Reese Kwon is a 2005 graduate of Yale, where she was awarded the Wallace Prize in fiction. She is currently an MFA candidate in Michael Cunningham’s program at Brooklyn College, where she won a Himan-Brown award for creative writing. Kwon is an assistant editor at Narrative Magazine, and “Superhero” is her first published short story.

IT WAS ONLY a few months after Christina renounced God that she went off to college. The first day there she told everyone to call her Cassandra. She looked in her full-length mirror and repeated, “Cassandra, Cassandra,” imagining a girl saint sadly turning her scarred back.

 

THE FIRST COUPLE of times that her mother called, she asked for Christina and was told by Cassandra’s suitemates that she had the wrong number. Finally Cassandra herself picked up the phone, and her mother asked why everyone was so confused. Cassandra laughed and explained that, for whatever reason, everyone had started calling her Cassandra. She asked, “It is a pretty name, though, don’t you think, Mother?”

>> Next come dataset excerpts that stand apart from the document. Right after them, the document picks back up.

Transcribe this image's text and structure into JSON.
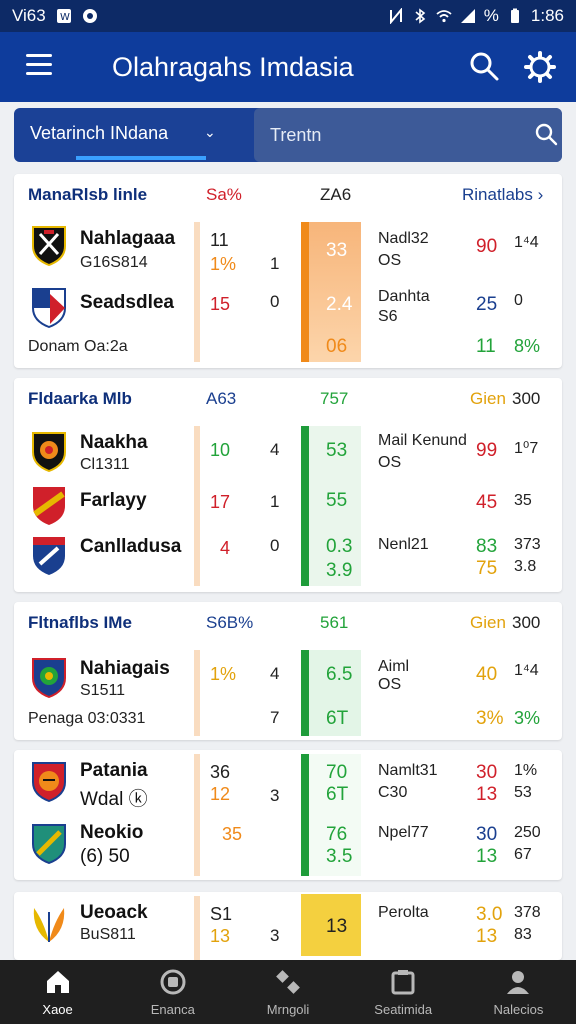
{
  "status": {
    "left_text": "Vi63",
    "time": "1:86",
    "battery": "%"
  },
  "appbar": {
    "title": "Olahragahs Imdasia"
  },
  "search": {
    "filter_label": "Vetarinch INdana",
    "placeholder": "Trentn"
  },
  "cards": [
    {
      "league": "ManaRlsb linle",
      "col1": "Sa%",
      "col2": "ZA6",
      "link": "Rinatlabs ›",
      "rows": [
        {
          "crest": "shield-star-icon",
          "name": "Nahlagaaa",
          "sub": "G16S814",
          "c1": "11",
          "c1b": "1%",
          "c2": "1",
          "mid": "33",
          "info1": "Nadl32",
          "info2": "OS",
          "r1": "90",
          "r2": "1⁴4"
        },
        {
          "crest": "shield-flag-icon",
          "name": "Seadsdlea",
          "sub": "",
          "c1": "15",
          "c1b": "",
          "c2": "0",
          "mid": "2.4",
          "mid2": "06",
          "info1": "Danhta",
          "info2": "S6",
          "r1": "25",
          "r2": "0",
          "r1b": "11",
          "r2b": "8%"
        }
      ],
      "footnote": "Donam Oa:2a"
    },
    {
      "league": "Fldaarka Mlb",
      "col1": "A63",
      "col2": "757",
      "link": "Gien",
      "link2": "300",
      "rows": [
        {
          "crest": "shield-lion-icon",
          "name": "Naakha",
          "sub": "Cl1311",
          "c1": "10",
          "c2": "4",
          "mid": "53",
          "info1": "Mail Kenund",
          "info2": "OS",
          "r1": "99",
          "r2": "1⁰7"
        },
        {
          "crest": "shield-stripe-icon",
          "name": "Farlayy",
          "sub": "",
          "c1": "17",
          "c2": "1",
          "mid": "55",
          "info1": "",
          "info2": "",
          "r1": "45",
          "r2": "35"
        },
        {
          "crest": "shield-badge-icon",
          "name": "Canlladusa",
          "sub": "",
          "c1": "4",
          "c2": "0",
          "mid": "0.3",
          "mid2": "3.9",
          "info1": "Nenl21",
          "info2": "",
          "r1": "83",
          "r2": "373",
          "r1b": "75",
          "r2b": "3.8"
        }
      ]
    },
    {
      "league": "Fltnaflbs IMe",
      "col1": "S6B%",
      "col2": "561",
      "link": "Gien",
      "link2": "300",
      "rows": [
        {
          "crest": "shield-ball-icon",
          "name": "Nahiagais",
          "sub": "S1511",
          "c1": "1%",
          "c2": "4",
          "c2b": "7",
          "mid": "6.5",
          "mid2": "6T",
          "info1": "Aiml",
          "info2": "OS",
          "r1": "40",
          "r2": "1⁴4",
          "r1b": "3%",
          "r2b": "3%"
        }
      ],
      "footnote": "Penaga 03:0331"
    },
    {
      "rows": [
        {
          "crest": "shield-tiger-icon",
          "name": "Patania",
          "sub": "Wdal ⓚ",
          "c1": "36",
          "c1b": "12",
          "c2": "3",
          "mid": "70",
          "mid2": "6T",
          "info1": "Namlt31",
          "info2": "C30",
          "r1": "30",
          "r2": "1%",
          "r1b": "13",
          "r2b": "53"
        },
        {
          "crest": "shield-leaf-icon",
          "name": "Neokio",
          "sub": "(6) 50",
          "c1": "35",
          "c2": "",
          "mid": "76",
          "mid2": "3.5",
          "info1": "Npel77",
          "info2": "",
          "r1": "30",
          "r2": "250",
          "r1b": "13",
          "r2b": "67"
        }
      ]
    },
    {
      "rows": [
        {
          "crest": "wing-icon",
          "name": "Ueoack",
          "sub": "BuS811",
          "c1": "S1",
          "c1b": "13",
          "c2": "3",
          "mid": "13",
          "info1": "Perolta",
          "info2": "",
          "r1": "3.0",
          "r2": "378",
          "r1b": "13",
          "r2b": "83"
        }
      ]
    }
  ],
  "nav": [
    {
      "icon": "home-icon",
      "label": "Xaoe"
    },
    {
      "icon": "sports-icon",
      "label": "Enanca"
    },
    {
      "icon": "match-icon",
      "label": "Mrngoli"
    },
    {
      "icon": "stats-icon",
      "label": "Seatimida"
    },
    {
      "icon": "profile-icon",
      "label": "Nalecios"
    }
  ],
  "colors": {
    "primary": "#0e3c9c",
    "accent": "#3aa0ff",
    "red": "#d0202a",
    "orange": "#f08a1a",
    "green": "#22a33a",
    "yellow": "#e2a20c"
  }
}
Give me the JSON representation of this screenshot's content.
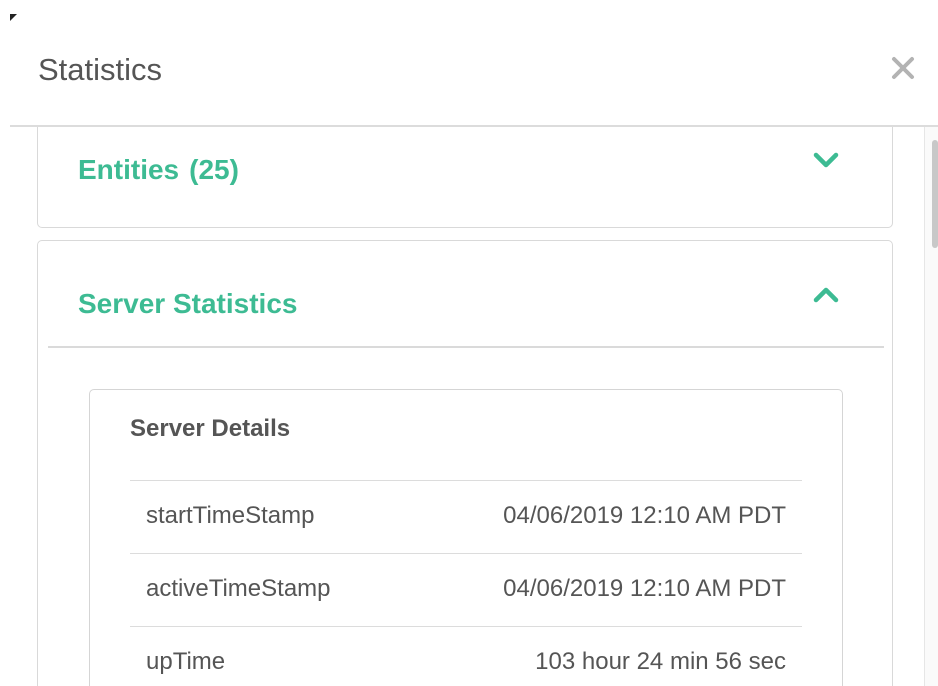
{
  "dialog": {
    "title": "Statistics",
    "close_icon": "close-icon"
  },
  "colors": {
    "accent": "#3dbb93",
    "text": "#555555",
    "border": "#d9d9d9"
  },
  "panels": {
    "entities": {
      "title": "Entities",
      "count": "(25)",
      "icon": "chevron-down-icon",
      "expanded": false
    },
    "server_statistics": {
      "title": "Server Statistics",
      "icon": "chevron-up-icon",
      "expanded": true,
      "details": {
        "title": "Server Details",
        "rows": [
          {
            "key": "startTimeStamp",
            "value": "04/06/2019 12:10 AM PDT"
          },
          {
            "key": "activeTimeStamp",
            "value": "04/06/2019 12:10 AM PDT"
          },
          {
            "key": "upTime",
            "value": "103 hour 24 min 56 sec"
          }
        ]
      }
    }
  }
}
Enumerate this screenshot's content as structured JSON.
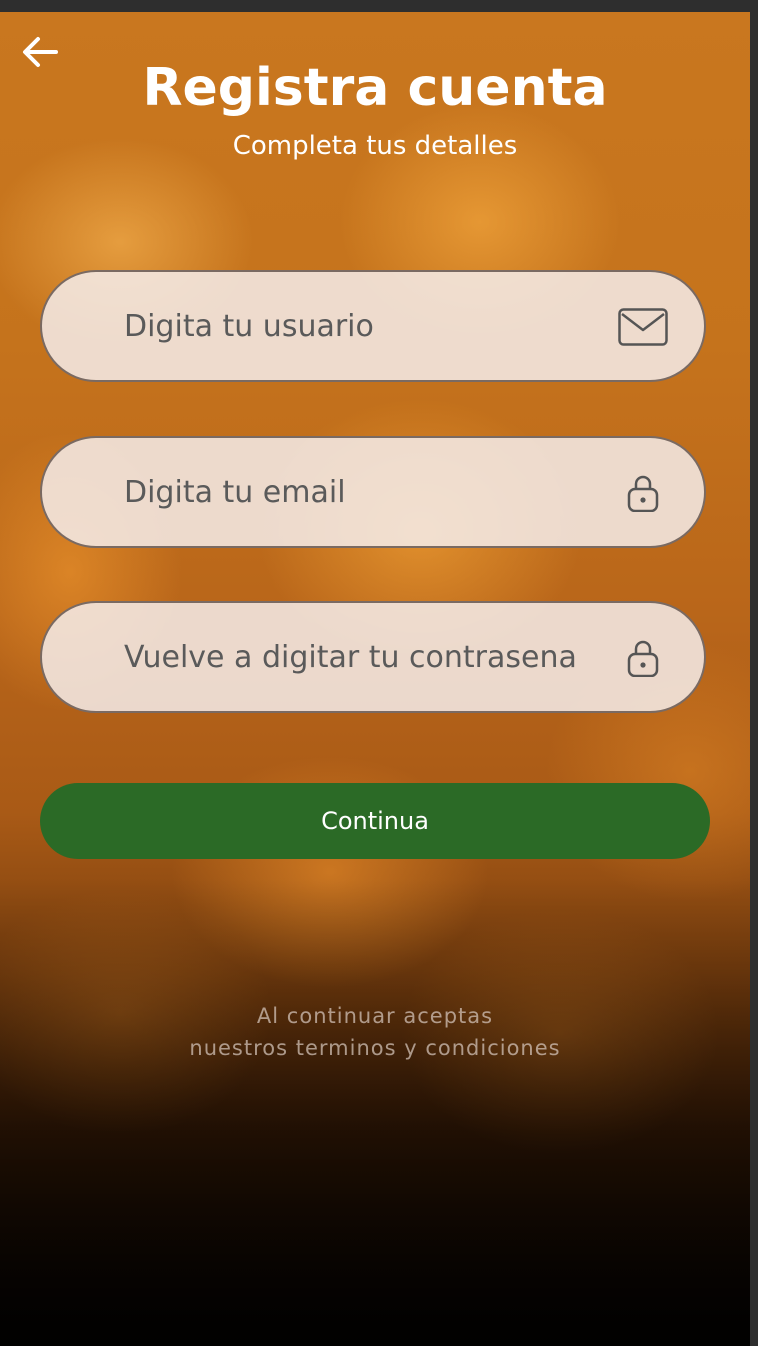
{
  "header": {
    "back_icon": "arrow-left-icon",
    "title": "Registra cuenta",
    "subtitle": "Completa tus detalles"
  },
  "form": {
    "username": {
      "placeholder": "Digita tu usuario",
      "value": "",
      "icon": "envelope-icon"
    },
    "email": {
      "placeholder": "Digita tu email",
      "value": "",
      "icon": "lock-icon"
    },
    "password_confirm": {
      "placeholder": "Vuelve a digitar tu contrasena",
      "value": "",
      "icon": "lock-icon"
    },
    "continue_label": "Continua"
  },
  "footer": {
    "terms_line1": "Al continuar aceptas",
    "terms_line2": "nuestros terminos y condiciones"
  },
  "colors": {
    "primary_button": "#2b6a26",
    "field_background": "#f4ecea",
    "field_border": "#7a6a62",
    "background_orange": "#c9771f"
  }
}
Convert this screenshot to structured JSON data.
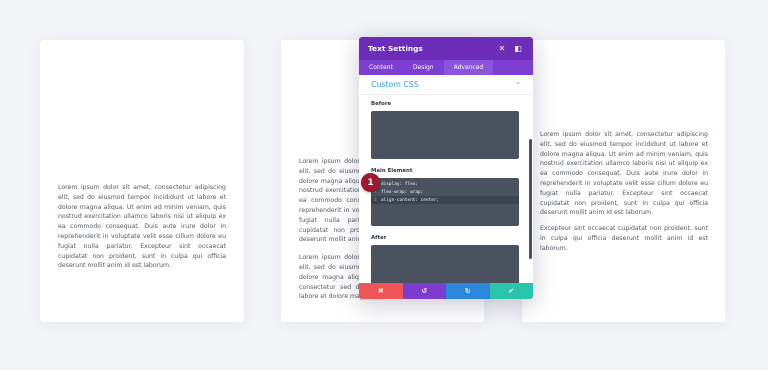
{
  "cards": {
    "left": {
      "paragraph": "Lorem ipsum dolor sit amet, consectetur adipiscing elit, sed do eiusmod tempor incididunt ut labore et dolore magna aliqua. Ut enim ad minim veniam, quis nostrud exercitation ullamco laboris nisi ut aliquip ex ea commodo consequat. Duis aute irure dolor in reprehenderit in voluptate velit esse cillum dolore eu fugiat nulla pariatur. Excepteur sint occaecat cupidatat non proident, sunt in culpa qui officia deserunt mollit anim id est laborum."
    },
    "middle": {
      "paragraph1": "Lorem ipsum dolor sit amet, consectetur adipiscing elit, sed do eiusmod tempor incididunt ut labore et dolore magna aliqua. Ut enim ad minim veniam, quis nostrud exercitation ullamco laboris nisi ut aliquip ex ea commodo consequat. Duis aute irure dolor in reprehenderit in voluptate velit esse cillum dolore eu fugiat nulla pariatur. Excepteur sint occaecat cupidatat non proident, sunt in culpa qui officia deserunt mollit anim id est laborum.",
      "paragraph2": "Lorem ipsum dolor sit amet, consectetur adipiscing elit, sed do eiusmod tempor incididunt ut labore et dolore magna aliqua. Lorem ipsum dolor sit amet, consectetur sed do eiusmod tempor incididunt ut labore et dolore magna aliqua."
    },
    "right": {
      "paragraph1": "Lorem ipsum dolor sit amet, consectetur adipiscing elit, sed do eiusmod tempor incididunt ut labore et dolore magna aliqua. Ut enim ad minim veniam, quis nostrud exercitation ullamco laboris nisi ut aliquip ex ea commodo consequat. Duis aute irure dolor in reprehenderit in voluptate velit esse cillum dolore eu fugiat nulla pariatur. Excepteur sint occaecat cupidatat non proident, sunt in culpa qui officia deserunt mollit anim id est laborum.",
      "paragraph2": "Excepteur sint occaecat cupidatat non proident, sunt in culpa qui officia deserunt mollit anim id est laborum."
    }
  },
  "modal": {
    "title": "Text Settings",
    "close_icon": "✕",
    "expand_icon": "◧",
    "tabs": [
      {
        "label": "Content"
      },
      {
        "label": "Design"
      },
      {
        "label": "Advanced"
      }
    ],
    "active_tab": "Advanced",
    "section_title": "Custom CSS",
    "section_chevron": "⌃",
    "before_label": "Before",
    "main_label": "Main Element",
    "after_label": "After",
    "main_code": [
      {
        "line": "1",
        "text": "display: flex;"
      },
      {
        "line": "2",
        "text": "flex-wrap: wrap;"
      },
      {
        "line": "3",
        "text": "align-content: center;"
      }
    ],
    "badge": "1",
    "footer": {
      "cancel": "✖",
      "undo": "↺",
      "redo": "↻",
      "save": "✔"
    }
  },
  "colors": {
    "header": "#6c2eb9",
    "tabs": "#7c3fd1",
    "accent": "#2ea3f2",
    "code_bg": "#4a5260",
    "badge": "#a1172c",
    "cancel": "#ef5555",
    "undo": "#7e3bd0",
    "redo": "#2b87da",
    "save": "#29c4a9"
  }
}
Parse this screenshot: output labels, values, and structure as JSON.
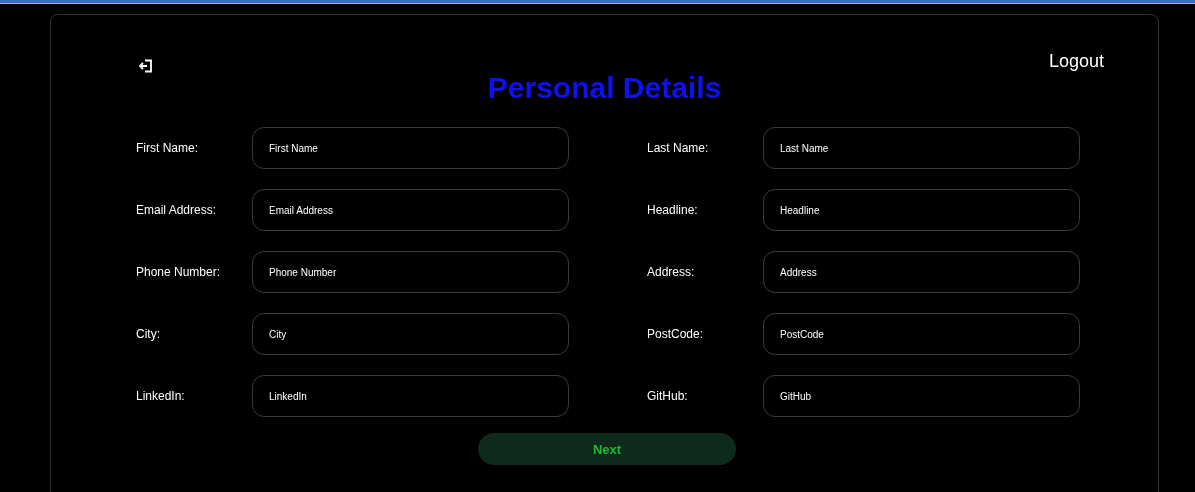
{
  "header": {
    "logout": "Logout",
    "title": "Personal Details"
  },
  "fields": [
    {
      "label": "First Name:",
      "placeholder": "First Name"
    },
    {
      "label": "Last Name:",
      "placeholder": "Last Name"
    },
    {
      "label": "Email Address:",
      "placeholder": "Email Address"
    },
    {
      "label": "Headline:",
      "placeholder": "Headline"
    },
    {
      "label": "Phone Number:",
      "placeholder": "Phone Number"
    },
    {
      "label": "Address:",
      "placeholder": "Address"
    },
    {
      "label": "City:",
      "placeholder": "City"
    },
    {
      "label": "PostCode:",
      "placeholder": "PostCode"
    },
    {
      "label": "LinkedIn:",
      "placeholder": "LinkedIn"
    },
    {
      "label": "GitHub:",
      "placeholder": "GitHub"
    }
  ],
  "next_button": "Next"
}
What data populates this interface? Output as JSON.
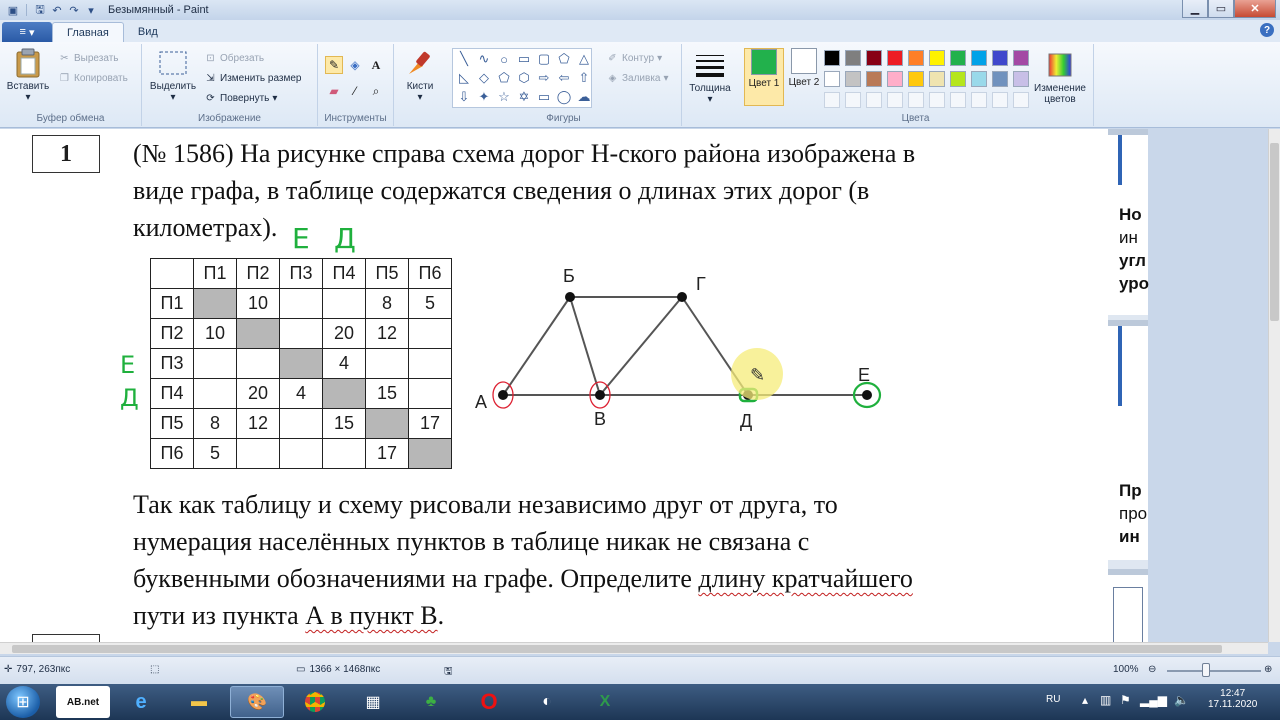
{
  "window": {
    "title": "Безымянный - Paint"
  },
  "menu": {
    "app_button": "≡",
    "tabs": [
      "Главная",
      "Вид"
    ]
  },
  "ribbon": {
    "clipboard": {
      "group_label": "Буфер обмена",
      "paste": "Вставить",
      "cut": "Вырезать",
      "copy": "Копировать"
    },
    "image": {
      "group_label": "Изображение",
      "select": "Выделить",
      "crop": "Обрезать",
      "resize": "Изменить размер",
      "rotate": "Повернуть"
    },
    "tools": {
      "group_label": "Инструменты"
    },
    "brushes": {
      "label": "Кисти"
    },
    "shapes": {
      "group_label": "Фигуры",
      "outline": "Контур",
      "fill": "Заливка"
    },
    "size": {
      "label": "Толщина"
    },
    "colors": {
      "group_label": "Цвета",
      "color1": "Цвет 1",
      "color2": "Цвет 2",
      "edit": "Изменение цветов",
      "color1_value": "#22b14c",
      "color2_value": "#ffffff",
      "palette_row1": [
        "#000000",
        "#7f7f7f",
        "#880015",
        "#ed1c24",
        "#ff7f27",
        "#fff200",
        "#22b14c",
        "#00a2e8",
        "#3f48cc",
        "#a349a4"
      ],
      "palette_row2": [
        "#ffffff",
        "#c3c3c3",
        "#b97a57",
        "#ffaec9",
        "#ffc90e",
        "#efe4b0",
        "#b5e61d",
        "#99d9ea",
        "#7092be",
        "#c8bfe7"
      ]
    }
  },
  "document": {
    "task_number": "1",
    "paragraph1": [
      "(№ 1586) На рисунке справа схема дорог Н-ского района изображена в",
      "виде графа, в таблице содержатся сведения о длинах этих дорог (в",
      "километрах)."
    ],
    "table": {
      "header": [
        "",
        "П1",
        "П2",
        "П3",
        "П4",
        "П5",
        "П6"
      ],
      "rows": [
        [
          "П1",
          "",
          "10",
          "",
          "",
          "8",
          "5"
        ],
        [
          "П2",
          "10",
          "",
          "",
          "20",
          "12",
          ""
        ],
        [
          "П3",
          "",
          "",
          "",
          "4",
          "",
          ""
        ],
        [
          "П4",
          "",
          "20",
          "4",
          "",
          "15",
          ""
        ],
        [
          "П5",
          "8",
          "12",
          "",
          "15",
          "",
          "17"
        ],
        [
          "П6",
          "5",
          "",
          "",
          "",
          "17",
          ""
        ]
      ]
    },
    "graph": {
      "vertices": [
        "А",
        "Б",
        "В",
        "Г",
        "Д",
        "Е"
      ],
      "edges": [
        [
          "А",
          "Б"
        ],
        [
          "Б",
          "В"
        ],
        [
          "Б",
          "Г"
        ],
        [
          "В",
          "Г"
        ],
        [
          "Г",
          "Д"
        ],
        [
          "А",
          "В"
        ],
        [
          "В",
          "Д"
        ],
        [
          "Д",
          "Е"
        ]
      ]
    },
    "handwritten_annotations": [
      "Е",
      "Д",
      "Е",
      "Д"
    ],
    "paragraph2_lines": [
      "Так как таблицу и схему рисовали независимо друг от друга, то",
      "нумерация населённых пунктов в таблице никак не связана с"
    ],
    "paragraph2_line3_plain": "буквенными обозначениями на графе. Определите ",
    "paragraph2_line3_underlined": "длину кратчайшего",
    "paragraph2_line4_plain": "пути из пункта ",
    "paragraph2_line4_underlined": "А в пункт В",
    "paragraph2_line4_end": ".",
    "side_fragments": [
      {
        "lines": [
          "Но",
          "ин",
          "угл",
          "уро"
        ]
      },
      {
        "lines": [
          "Пр",
          "про",
          "ин"
        ]
      }
    ]
  },
  "statusbar": {
    "cursor_pos": "797, 263пкс",
    "image_size": "1366 × 1468пкс",
    "zoom": "100%",
    "zoom_fraction": 0.42
  },
  "taskbar": {
    "language": "RU",
    "time": "12:47",
    "date": "17.11.2020"
  }
}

Her mother said, “It is a nice enough name, but, sweetie, you know there really aren’t any saints named Cassandra.”

She laughed again, “It’s just a nickname, Mother.”

 

WHEN SHE WAS very young, her mother had explained her name to her. “You were named after one of the youngest saints,” her mother told her as she brushed her hair. “A martyr. She believed in God, but her father was a strict Roman nobleman and forbade her from praying under pain of death. When she persisted, her father had her whipped until she died. She was twelve or so. The Church called her Christina, after Christ himself. And so, because you were named in her honor, Saint Christina will watch over you very carefully whenever I’m not there.”

“And God does that too?” she asked. She pictured a large face darkening the sky.

“God too.”

 

IT WAS ODD to be alone and without prayer, with no one to talk to at night. What was perhaps most terrifying about losing her god was that, without the promise of a never-ending paradise, the imperfect and the limited were all she had. So she liked dreams in which she was superhuman, or a vampire, or otherwise immortal. She would save lives, steal blood, bend towers, wear cloaks. Waking up from these dreams always seemed a pity.

 

HER ABDICATION made for a good excuse, though. Hooking up with one attractive boy or another, she would sit up when the boy would start to undo the buttons on her jeans and she would say, “Oh, I’m so sorry, but I can’t, I was raised as a Catholic and I still have some of that stupid guilt.”

Adrian’s or Blair’s or Dave’s eyes would widen with a smile, and the boy would stop worrying her jeans. “So you were a good Catholic girl, huh? Still have a Catholic girl uniform lying around anywhere?”

She would shake her head, and he would kiss her again, softly, and she would be safe.